This year artificial intelligence (AI) has dominated the headlines as commercial use of chatbots like ChatGPT have become more popular.
Along with the many positive and productive applications of AI, there have also been many discussions about its potentially negative effects. Many concerns have been noted, which span from its role in privacy, copyright, surveillance and discrimination all the way to extremes like AI turning against humanity.
We don’t need to look far to see some controversial uses of this technology. Deepfakes rose in popularity this year, from photoshopping the Pope into odd places to AI-generated music that brought back to life deceased artists. There is good money in media that can convincingly appear like a person or mimic their voice, but deepfakes generate several legal issues as well, such as defamation, data protection and internet protocol. Deep synthesis technology that depicts artificial images and video come with risk that should be mitigated through regulation. While I personally quite enjoyed listening to the new 2Pac and DMX music while browsing AI-generated images of Pope Francis in a puffer jacket, it does raise concerns over how quickly AI systems can create plausible text, images and voice from existing sources to create harmful disinformation. Like all forms of technology, in the wrong hands it could be used to commit fraudulent acts that could have destructive potential. Many have voiced their concerns, including several AI insiders. Sundar Pichai, CEO of Google, admitted he had lost sleep over the negative potential of AI and Elon Musk said he had fallen out with Google co-founder Larry Page as he was not taking AI seriously enough. He warned digital superintelligence would soon be possible and systems like Artificial General Intelligence (AGI) are a step towards what some refer to as ‘God-like AI’. Many are fearful that a computer system that is capable of generating new scientific knowledge and performing any tasks that humans can will render us obsolete.
So how are countries approaching AI regulation?
Despite being home to some of the world’s largest
technology businesses at the forefront of AI and having a large amount of regulatory infrastructure in place, the US has no specific legalisation under serious consideration.
Meanwhile, the EU has taken a more proactive approach by drafting AI law which would provide guardrails and transparency requirements for businesses using the technology. The EU’s proposal would require companies to perform some analysis covering potential risks their services entail, which could impact areas like health systems or national security.
While the US and the EU are still pondering how to handle the giants they created, China has moved ahead of many other regions and is, unsurprisingly, taking a more hands-on approach. A recently announced raft of legislation is miles ahead of anything considered elsewhere. It includes regulatory oversight of the data collected to power algorithms and labels for synthetically produced content. Its rules around generative AI are particularly interesting. Any company producing an AI model to use legitimate data to train their models will need to disclose both the data and the model to regulators.

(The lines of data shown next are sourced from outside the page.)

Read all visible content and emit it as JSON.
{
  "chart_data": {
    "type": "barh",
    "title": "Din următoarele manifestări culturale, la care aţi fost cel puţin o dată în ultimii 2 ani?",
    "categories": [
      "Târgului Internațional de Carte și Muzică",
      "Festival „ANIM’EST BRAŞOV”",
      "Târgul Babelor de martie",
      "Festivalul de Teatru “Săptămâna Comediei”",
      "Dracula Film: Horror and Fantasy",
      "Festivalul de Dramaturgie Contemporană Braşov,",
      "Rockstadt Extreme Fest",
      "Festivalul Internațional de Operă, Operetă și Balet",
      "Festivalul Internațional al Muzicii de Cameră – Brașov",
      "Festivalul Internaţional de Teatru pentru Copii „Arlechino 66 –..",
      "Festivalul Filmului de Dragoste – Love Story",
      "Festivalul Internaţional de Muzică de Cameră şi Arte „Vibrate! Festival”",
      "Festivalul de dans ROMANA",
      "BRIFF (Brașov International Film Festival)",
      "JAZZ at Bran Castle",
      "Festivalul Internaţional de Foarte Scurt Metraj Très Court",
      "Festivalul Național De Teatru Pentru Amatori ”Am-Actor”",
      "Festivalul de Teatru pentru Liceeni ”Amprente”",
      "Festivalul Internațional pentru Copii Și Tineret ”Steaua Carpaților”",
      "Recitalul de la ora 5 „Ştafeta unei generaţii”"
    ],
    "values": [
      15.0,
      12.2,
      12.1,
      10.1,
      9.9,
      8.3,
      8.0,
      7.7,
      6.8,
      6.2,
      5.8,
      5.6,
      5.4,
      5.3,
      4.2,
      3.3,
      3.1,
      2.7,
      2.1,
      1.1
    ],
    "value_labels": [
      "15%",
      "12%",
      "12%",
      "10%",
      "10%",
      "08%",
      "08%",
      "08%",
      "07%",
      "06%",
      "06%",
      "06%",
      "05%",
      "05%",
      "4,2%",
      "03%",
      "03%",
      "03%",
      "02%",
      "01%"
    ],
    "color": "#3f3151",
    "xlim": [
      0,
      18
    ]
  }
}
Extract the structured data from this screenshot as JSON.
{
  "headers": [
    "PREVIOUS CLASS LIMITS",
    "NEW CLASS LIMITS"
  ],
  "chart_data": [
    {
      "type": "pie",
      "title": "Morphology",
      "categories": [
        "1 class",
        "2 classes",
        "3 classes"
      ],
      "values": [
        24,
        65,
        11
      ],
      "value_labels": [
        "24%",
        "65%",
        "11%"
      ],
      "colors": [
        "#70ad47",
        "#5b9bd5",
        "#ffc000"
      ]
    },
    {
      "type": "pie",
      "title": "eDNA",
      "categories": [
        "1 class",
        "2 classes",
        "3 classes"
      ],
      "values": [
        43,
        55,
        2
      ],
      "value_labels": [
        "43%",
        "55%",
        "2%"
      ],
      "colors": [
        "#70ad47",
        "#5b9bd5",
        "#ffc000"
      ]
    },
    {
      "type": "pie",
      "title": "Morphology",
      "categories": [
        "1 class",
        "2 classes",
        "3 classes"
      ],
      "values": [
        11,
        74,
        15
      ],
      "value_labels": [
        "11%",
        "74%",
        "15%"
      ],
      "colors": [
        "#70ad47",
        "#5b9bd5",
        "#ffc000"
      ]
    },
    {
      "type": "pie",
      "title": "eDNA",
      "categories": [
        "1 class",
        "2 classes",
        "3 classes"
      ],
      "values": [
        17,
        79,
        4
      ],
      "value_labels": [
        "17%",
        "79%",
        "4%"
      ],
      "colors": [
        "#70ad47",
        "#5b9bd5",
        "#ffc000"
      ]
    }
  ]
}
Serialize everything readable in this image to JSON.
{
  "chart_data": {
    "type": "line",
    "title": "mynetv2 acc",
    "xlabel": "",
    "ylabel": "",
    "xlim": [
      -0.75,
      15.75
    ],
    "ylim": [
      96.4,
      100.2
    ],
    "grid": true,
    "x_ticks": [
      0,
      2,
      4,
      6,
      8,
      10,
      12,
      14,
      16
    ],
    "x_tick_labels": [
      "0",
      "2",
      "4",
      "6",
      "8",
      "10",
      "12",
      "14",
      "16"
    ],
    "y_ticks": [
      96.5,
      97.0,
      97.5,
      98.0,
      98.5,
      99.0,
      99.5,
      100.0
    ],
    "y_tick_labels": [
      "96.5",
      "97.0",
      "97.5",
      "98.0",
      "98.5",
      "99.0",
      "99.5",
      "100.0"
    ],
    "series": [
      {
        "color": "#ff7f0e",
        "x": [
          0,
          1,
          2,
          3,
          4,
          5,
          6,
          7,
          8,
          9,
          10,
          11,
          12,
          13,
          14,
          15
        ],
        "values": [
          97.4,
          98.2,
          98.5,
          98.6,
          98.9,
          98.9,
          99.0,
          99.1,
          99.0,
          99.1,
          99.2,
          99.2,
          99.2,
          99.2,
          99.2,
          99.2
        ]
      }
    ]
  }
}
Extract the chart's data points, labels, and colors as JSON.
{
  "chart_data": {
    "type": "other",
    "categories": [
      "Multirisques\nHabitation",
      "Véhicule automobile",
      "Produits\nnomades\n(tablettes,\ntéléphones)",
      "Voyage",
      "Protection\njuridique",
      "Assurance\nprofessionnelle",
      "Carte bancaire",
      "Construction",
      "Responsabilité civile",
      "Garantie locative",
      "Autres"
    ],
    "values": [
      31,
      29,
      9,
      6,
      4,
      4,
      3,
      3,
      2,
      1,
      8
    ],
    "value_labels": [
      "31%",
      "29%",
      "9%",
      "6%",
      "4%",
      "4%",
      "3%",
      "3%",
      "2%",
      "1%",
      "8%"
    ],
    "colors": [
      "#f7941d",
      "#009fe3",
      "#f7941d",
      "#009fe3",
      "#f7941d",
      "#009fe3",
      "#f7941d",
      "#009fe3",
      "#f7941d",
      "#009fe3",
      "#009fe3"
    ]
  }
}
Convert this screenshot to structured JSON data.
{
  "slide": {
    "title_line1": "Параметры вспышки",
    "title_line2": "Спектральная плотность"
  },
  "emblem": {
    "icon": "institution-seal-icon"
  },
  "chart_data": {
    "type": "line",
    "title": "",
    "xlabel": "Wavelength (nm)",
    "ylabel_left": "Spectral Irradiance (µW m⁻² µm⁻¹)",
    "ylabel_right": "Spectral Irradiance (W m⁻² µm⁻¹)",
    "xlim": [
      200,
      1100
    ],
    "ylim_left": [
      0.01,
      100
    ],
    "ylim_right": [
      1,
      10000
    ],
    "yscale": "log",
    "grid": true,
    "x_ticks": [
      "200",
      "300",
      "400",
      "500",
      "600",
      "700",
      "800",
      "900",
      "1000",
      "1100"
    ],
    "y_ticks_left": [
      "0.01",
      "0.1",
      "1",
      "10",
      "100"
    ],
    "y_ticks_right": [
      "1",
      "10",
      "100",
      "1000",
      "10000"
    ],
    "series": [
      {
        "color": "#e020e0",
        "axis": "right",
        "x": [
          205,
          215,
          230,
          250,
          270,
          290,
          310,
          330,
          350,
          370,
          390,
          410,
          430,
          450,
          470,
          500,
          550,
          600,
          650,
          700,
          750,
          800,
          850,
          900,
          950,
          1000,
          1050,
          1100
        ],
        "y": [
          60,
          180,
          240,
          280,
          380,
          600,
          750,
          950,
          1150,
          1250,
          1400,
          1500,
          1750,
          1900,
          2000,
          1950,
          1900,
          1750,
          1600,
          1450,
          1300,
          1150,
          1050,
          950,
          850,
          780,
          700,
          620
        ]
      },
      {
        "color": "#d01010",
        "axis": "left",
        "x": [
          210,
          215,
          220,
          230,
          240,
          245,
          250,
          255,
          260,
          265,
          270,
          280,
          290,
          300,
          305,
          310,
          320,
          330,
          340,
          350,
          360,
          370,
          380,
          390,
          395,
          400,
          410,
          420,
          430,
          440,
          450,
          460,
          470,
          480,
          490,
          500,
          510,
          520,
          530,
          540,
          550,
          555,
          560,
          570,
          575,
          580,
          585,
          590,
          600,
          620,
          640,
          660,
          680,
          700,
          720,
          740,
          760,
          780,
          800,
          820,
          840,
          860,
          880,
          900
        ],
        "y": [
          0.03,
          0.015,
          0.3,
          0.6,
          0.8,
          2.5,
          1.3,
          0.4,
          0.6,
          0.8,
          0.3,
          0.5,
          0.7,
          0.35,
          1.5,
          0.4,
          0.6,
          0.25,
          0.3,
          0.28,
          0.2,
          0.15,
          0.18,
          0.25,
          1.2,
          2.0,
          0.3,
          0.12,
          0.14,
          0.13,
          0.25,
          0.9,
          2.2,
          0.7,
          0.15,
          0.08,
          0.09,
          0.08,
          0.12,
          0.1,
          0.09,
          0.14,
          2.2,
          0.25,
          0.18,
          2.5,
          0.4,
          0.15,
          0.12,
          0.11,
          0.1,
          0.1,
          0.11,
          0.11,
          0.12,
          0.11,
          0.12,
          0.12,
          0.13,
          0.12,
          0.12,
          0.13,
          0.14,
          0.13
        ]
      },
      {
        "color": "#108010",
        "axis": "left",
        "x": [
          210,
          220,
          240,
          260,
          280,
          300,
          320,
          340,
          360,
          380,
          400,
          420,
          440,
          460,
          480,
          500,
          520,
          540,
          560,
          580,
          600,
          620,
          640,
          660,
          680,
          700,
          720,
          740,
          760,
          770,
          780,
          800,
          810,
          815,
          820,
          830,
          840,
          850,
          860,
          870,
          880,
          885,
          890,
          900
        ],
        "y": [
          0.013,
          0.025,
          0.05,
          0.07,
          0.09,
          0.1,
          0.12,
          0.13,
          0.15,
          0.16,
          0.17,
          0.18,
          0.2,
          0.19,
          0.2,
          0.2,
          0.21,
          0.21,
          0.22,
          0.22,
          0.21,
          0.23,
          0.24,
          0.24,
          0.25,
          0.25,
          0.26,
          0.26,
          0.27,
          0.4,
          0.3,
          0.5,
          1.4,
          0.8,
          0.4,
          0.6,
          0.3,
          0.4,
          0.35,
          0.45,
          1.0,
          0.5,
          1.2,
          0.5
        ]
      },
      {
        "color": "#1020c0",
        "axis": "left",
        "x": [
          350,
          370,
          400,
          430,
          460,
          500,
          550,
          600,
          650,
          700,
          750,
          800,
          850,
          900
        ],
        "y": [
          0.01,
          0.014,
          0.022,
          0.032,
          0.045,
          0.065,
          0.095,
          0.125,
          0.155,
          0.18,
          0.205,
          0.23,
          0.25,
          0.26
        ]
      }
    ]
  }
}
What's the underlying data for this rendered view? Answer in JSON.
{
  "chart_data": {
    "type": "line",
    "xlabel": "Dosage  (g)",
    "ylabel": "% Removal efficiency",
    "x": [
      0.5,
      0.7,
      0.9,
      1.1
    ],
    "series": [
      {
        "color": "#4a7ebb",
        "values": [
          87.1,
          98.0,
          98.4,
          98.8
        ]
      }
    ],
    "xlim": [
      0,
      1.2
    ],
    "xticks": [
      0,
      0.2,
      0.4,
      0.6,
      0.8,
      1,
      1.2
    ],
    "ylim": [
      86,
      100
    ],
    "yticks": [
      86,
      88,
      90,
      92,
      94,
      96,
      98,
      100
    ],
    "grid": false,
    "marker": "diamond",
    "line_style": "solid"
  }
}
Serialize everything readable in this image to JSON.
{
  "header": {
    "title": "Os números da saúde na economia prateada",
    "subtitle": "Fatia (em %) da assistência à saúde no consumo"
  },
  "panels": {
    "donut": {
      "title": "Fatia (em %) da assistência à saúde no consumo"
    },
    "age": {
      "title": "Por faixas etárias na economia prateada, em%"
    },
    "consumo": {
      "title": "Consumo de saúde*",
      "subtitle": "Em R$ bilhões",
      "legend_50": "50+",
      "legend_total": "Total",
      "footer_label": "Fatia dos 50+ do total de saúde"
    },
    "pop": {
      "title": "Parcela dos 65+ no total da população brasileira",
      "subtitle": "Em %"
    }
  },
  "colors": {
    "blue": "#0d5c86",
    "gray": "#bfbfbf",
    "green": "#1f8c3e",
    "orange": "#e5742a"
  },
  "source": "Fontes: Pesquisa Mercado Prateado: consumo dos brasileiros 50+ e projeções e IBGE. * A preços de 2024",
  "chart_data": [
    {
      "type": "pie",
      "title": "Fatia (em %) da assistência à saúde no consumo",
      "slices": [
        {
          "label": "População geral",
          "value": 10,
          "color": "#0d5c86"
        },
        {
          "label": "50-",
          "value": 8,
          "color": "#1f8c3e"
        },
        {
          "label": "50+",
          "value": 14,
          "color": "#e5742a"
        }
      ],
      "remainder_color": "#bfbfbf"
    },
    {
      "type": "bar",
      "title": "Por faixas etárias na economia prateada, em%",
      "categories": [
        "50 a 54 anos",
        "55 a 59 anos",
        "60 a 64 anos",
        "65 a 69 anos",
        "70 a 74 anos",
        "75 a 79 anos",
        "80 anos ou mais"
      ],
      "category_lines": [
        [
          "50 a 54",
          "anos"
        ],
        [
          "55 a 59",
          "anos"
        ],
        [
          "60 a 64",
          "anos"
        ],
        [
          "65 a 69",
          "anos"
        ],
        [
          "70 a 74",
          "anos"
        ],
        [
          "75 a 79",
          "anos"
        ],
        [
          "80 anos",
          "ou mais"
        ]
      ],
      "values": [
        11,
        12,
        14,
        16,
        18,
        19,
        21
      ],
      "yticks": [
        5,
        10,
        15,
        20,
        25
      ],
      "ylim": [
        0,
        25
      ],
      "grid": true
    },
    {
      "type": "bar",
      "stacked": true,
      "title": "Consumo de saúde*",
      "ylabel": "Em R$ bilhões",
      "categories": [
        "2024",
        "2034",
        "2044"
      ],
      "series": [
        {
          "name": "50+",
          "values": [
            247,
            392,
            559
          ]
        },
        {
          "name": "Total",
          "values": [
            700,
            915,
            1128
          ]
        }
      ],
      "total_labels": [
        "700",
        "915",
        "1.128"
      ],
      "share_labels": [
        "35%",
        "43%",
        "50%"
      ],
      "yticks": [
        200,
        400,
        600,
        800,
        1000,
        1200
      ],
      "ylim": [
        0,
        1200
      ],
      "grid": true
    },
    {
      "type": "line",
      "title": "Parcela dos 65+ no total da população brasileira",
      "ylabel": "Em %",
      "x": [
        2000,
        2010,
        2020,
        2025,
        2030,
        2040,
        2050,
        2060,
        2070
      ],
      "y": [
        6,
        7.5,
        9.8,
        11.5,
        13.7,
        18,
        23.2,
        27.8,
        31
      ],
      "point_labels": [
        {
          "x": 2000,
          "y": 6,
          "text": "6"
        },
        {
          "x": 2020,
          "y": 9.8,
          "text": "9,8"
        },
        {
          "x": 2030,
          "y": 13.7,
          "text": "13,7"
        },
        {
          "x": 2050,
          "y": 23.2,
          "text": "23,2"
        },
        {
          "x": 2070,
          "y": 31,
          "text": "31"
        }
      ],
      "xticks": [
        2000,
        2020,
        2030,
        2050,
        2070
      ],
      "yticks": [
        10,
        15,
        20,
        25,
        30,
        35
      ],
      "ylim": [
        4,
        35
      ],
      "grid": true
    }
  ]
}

While Chinese technology companies trail US leaders like OpenAI, they are trying to catch up. Many businesses like Baidu and Alibaba have released AI models this year and submitted plans to have them approved by China. The question is whether this regulation will stifle innovation and hamper China’s attempt to keep up with the US, especially if their American peers remain unregulated.
One of the key reasons China was quick to confirm its regulation is because any AI ecosystem will be utilised to serve China’s goal of balancing innovation with social control and censorship. AI will likely be used to further limit information available on the internet. There are reports that two-way word filtering large language models (LLM) are being used to ensure others LLMs are scrubbed of any controversial topics. Rumours have circulated that the government is even doing spot-checks on how AI services are labelling their data. If LLMs are now being developed as censors, that could be a critical point for AI in China. Should the country continue to flex its regulatory muscles, it is unlikely that AI will reach its full potential through evolving and innovating beyond human controls.
The repercussions for violations are very real. Companies and their leaders know they will be reprimanded if they do not follow the rules. In the US, it is a different playing field altogether, where huge legal teams and strategic lobbyists dominate the conversations around regulatory action and shift the power to the technology behemoths. It has proved difficult to regulate the Silicon Valley giants so far in relation to more established areas like social media and I imagine installing AI regulations would be even more tricky.
It is a regulatory conundrum, but not just for China. How do we enjoy the many benefits of AI and encourage innovation while also managing the risks that, if left unchecked, AI could pose to society? How do regulators and lawmakers start to put definitions on a constantly evolving area of technology? A sweeping one-size-fits-all approach to regulating this area is unlikely to work, but as 2023 comes to a close and another election cycle heats up in the US, we may see governments and lawmakers having to make tough choices on what is currently feasible on the AI policy front.